Conference report Europad 2010

Europad 9 Westin Hotel Zagreb Croatia
Conference Report

The 9th Europad congress took place in Zagreb last May, 28-30th as planned. The congress was structured in different symposia, dealing with features of available treatment options, needs and strategies in special populations, prevention and handling of compliances and comorbidities, and the configuration of treatment in special settings, such as custody and general practice. Before the opening ceremony, Dr. Maremmani presented a methadone treatment manual for physicians and health workers, who was possible thanks to the contribution of several Europad members, and offered a comprehensive approach of what we may call the illness-centered perspective of heroin addiction and its treatment strategies.

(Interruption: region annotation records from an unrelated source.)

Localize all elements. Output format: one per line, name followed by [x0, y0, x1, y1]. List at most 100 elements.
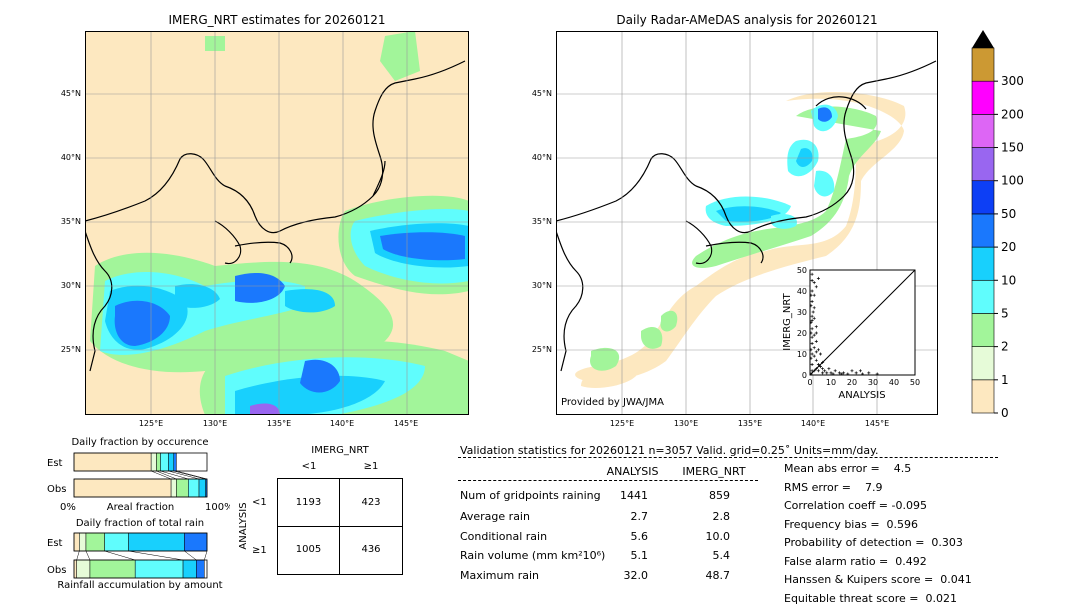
scatter-point [821, 360, 825, 364]
colorbar-label: 2 [1001, 340, 1009, 354]
bar-segment [76, 559, 91, 579]
scatter-y-tick: 10 [797, 350, 807, 359]
colorbar-segment [971, 80, 995, 115]
lon-label: 125°E [609, 419, 635, 428]
stat-analysis-value: 5.6 [630, 530, 649, 543]
scatter-y-tick: 0 [802, 371, 807, 380]
scatter-point [809, 348, 813, 352]
stat-imerg-value: 10.0 [705, 530, 731, 543]
bar-connector [176, 470, 208, 480]
scatter-point [810, 272, 814, 276]
cell-ge1-lt1: 1005 [295, 544, 322, 555]
scatter-point [809, 321, 813, 324]
contingency-row-lt1: <1 [252, 497, 267, 508]
scatter-point [821, 371, 825, 375]
scatter-point [809, 293, 813, 297]
bar-segment [196, 559, 205, 579]
scatter-point [831, 372, 835, 376]
scatter-inset: 00 10 10 20 20 30 30 40 40 50 50 ANALYSIS IMERG_NR… [782, 266, 920, 401]
total-rain-chart: Est Obs [47, 532, 208, 579]
score-line: Correlation coeff = -0.095 [784, 499, 927, 512]
bar-connector [156, 470, 177, 480]
bar-segment [198, 478, 206, 498]
colorbar-segment [971, 246, 995, 281]
bar-connector [160, 470, 189, 480]
contingency-row-title: ANALYSIS [238, 502, 249, 549]
bar-category-label: Obs [47, 484, 66, 495]
scatter-point [814, 358, 818, 362]
contingency-title: IMERG_NRT [311, 445, 369, 456]
bar-category-label: Obs [47, 565, 66, 576]
colorbar-label: 50 [1001, 207, 1016, 221]
lon-label: 145°E [864, 419, 890, 428]
bar-segment [104, 532, 129, 552]
data-credit: Provided by JWA/JMA [561, 397, 664, 408]
left-map-rain [90, 31, 469, 415]
scatter-point [811, 310, 815, 314]
stat-label: Rain volume (mm km²10⁶) [460, 549, 606, 562]
scatter-y-tick: 20 [797, 329, 807, 338]
lat-label: 40°N [531, 153, 552, 162]
scatter-point [810, 300, 814, 303]
stat-label: Maximum rain [460, 569, 539, 582]
stat-analysis-value: 32.0 [623, 569, 649, 582]
lon-label: 135°E [266, 419, 292, 428]
lat-label: 40°N [60, 153, 81, 162]
bar-connector [85, 550, 91, 561]
scatter-point [814, 285, 818, 289]
scatter-point [846, 372, 850, 376]
scatter-point [809, 356, 813, 360]
lon-label: 130°E [202, 419, 228, 428]
bar-segment [173, 452, 177, 472]
bar-category-label: Est [47, 538, 63, 549]
scatter-point [810, 314, 814, 318]
scatter-point [814, 350, 818, 354]
score-line: RMS error = 7.9 [784, 480, 883, 494]
colorbar-label: 1 [1001, 373, 1009, 387]
score-line: Hanssen & Kuipers score = 0.041 [784, 573, 972, 586]
scatter-point [812, 306, 816, 310]
scatter-point [812, 354, 816, 358]
scatter-point [812, 333, 816, 337]
colorbar: 0 1 2 5 10 20 50 100 150 200 300 [971, 30, 1024, 420]
scatter-point [810, 279, 814, 282]
lat-label: 30°N [531, 281, 552, 290]
scatter-point [812, 346, 816, 350]
colorbar-label: 20 [1001, 240, 1016, 254]
lat-label: 25°N [531, 345, 552, 354]
colorbar-segment [971, 114, 995, 148]
scatter-point [814, 325, 818, 329]
colorbar-label: 0 [1001, 406, 1009, 420]
colorbar-segment [971, 147, 995, 182]
total-rain-xlabel: Rainfall accumulation by amount [57, 580, 223, 591]
scatter-point [837, 371, 841, 375]
right-map [556, 31, 938, 415]
scatter-point [840, 372, 843, 376]
contingency-col-ge1: ≥1 [363, 461, 379, 472]
lat-label: 30°N [60, 281, 81, 290]
scatter-point [814, 331, 818, 335]
colorbar-label: 100 [1001, 174, 1024, 188]
contingency-grid: 1193 423 1005 436 [277, 478, 403, 575]
col-analysis: ANALYSIS [606, 465, 659, 478]
stat-imerg-value: 48.7 [705, 569, 731, 582]
bar-connector [128, 550, 184, 561]
bar-frame [73, 452, 208, 472]
score-line: Frequency bias = 0.596 [784, 517, 919, 531]
cell-lt1-lt1: 1193 [295, 497, 322, 508]
scatter-point [809, 331, 813, 335]
scatter-point [812, 369, 816, 373]
bar-frame [73, 532, 208, 552]
bar-segment [134, 559, 184, 579]
scatter-y-tick: 40 [797, 287, 807, 296]
contingency-row-title-svg: ANALYSIS [238, 502, 249, 549]
bar-frame [73, 559, 208, 579]
bar-segment [73, 478, 172, 498]
right-map-title: Daily Radar-AMeDAS analysis for 20260121 [616, 13, 878, 27]
occurrence-chart: Est Obs 0% 100% Areal fraction [47, 452, 230, 513]
stat-analysis-value: 5.1 [630, 549, 649, 562]
scatter-ylabel: IMERG_NRT [782, 292, 793, 350]
scatter-y-tick: 30 [797, 308, 807, 317]
scatter-point [816, 276, 820, 280]
bar-connector [168, 470, 200, 480]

Ante Ivancic and Icro Maremmani

Ante Ivancic and Icro Maremmani
Ante Ivancic and Icro Maremmani

 

Sergey Dvoryak receiving the 2010 Chimera Award
Sergey Dvoryak receiving the 2010 Chimera Award

Luis Patricio receiving the 2010 Chimera Award
Luis Patricio receiving the 2010 Chimera Award

We would like to pick up one particular speech's title which seems to capture the present stage of our Europad scientific community's debate on addictive diseases, which was "Motivation and Medication" (Dr. Kantchelov). In fact, the discussion of health policies and solutions appears to be caught in between the art of medicine and cultural acceptance, the latter being together as one with political settings. Motivation is what is often missing, not only on the patients' side, but often on cultural grounds. Thereby, the inadequacy of patients' insight will be poorly opposed to as long as the cultural background in which health workers dwell is conditioned by anti-medical bias or misconceptions.

 

On the whole, a struggle is presently going on around evidence-based motivation to stay in treatment and bias-based motivation to get patients away from treatment. In Western countries that struggle is more of an endemic kind, and has been limiting the actual delivery of effective treatment to the majority of patients, at least in the early phase of their disease. This is true to the point that we as physicians should learn to handle anti-therapeutic views of treatment opposers, as Dr. Mendelevich pointed out, and anticipate their "preferences" in the attempt to successfully debate about health policies.

Slavko Sakoman receiving the 2010 Chimera Award
Slavko Sakoman receiving the 2010 Chimera Award

Loretta Finnegan receiving the Chimera Career Award
Loretta Finnegan receiving the Chimera Career Award

 

World Federation session with Marc Reisinger, Mark Parrino, Icro Maremmani and Andrej Kastelic
World Federation session with Marc Reisinger, Mark Parrino, Icro Maremmani and Andrej Kastelic

We may say that people taking part in this congress, as well as the previous ones, do have an opportunity to reconsider treatment issues under different views at the same time, that coming from countries with a long tradition of addiction treatment, and new comers, in a transcultural dimension. The increasing participation of speakers and contributors from countries with younger addiction epidemics testifies and mirrors the increasing demand for an evidence-based standardized model of treatment, bridging a universal diagnosis of addiction to local cultural contexts.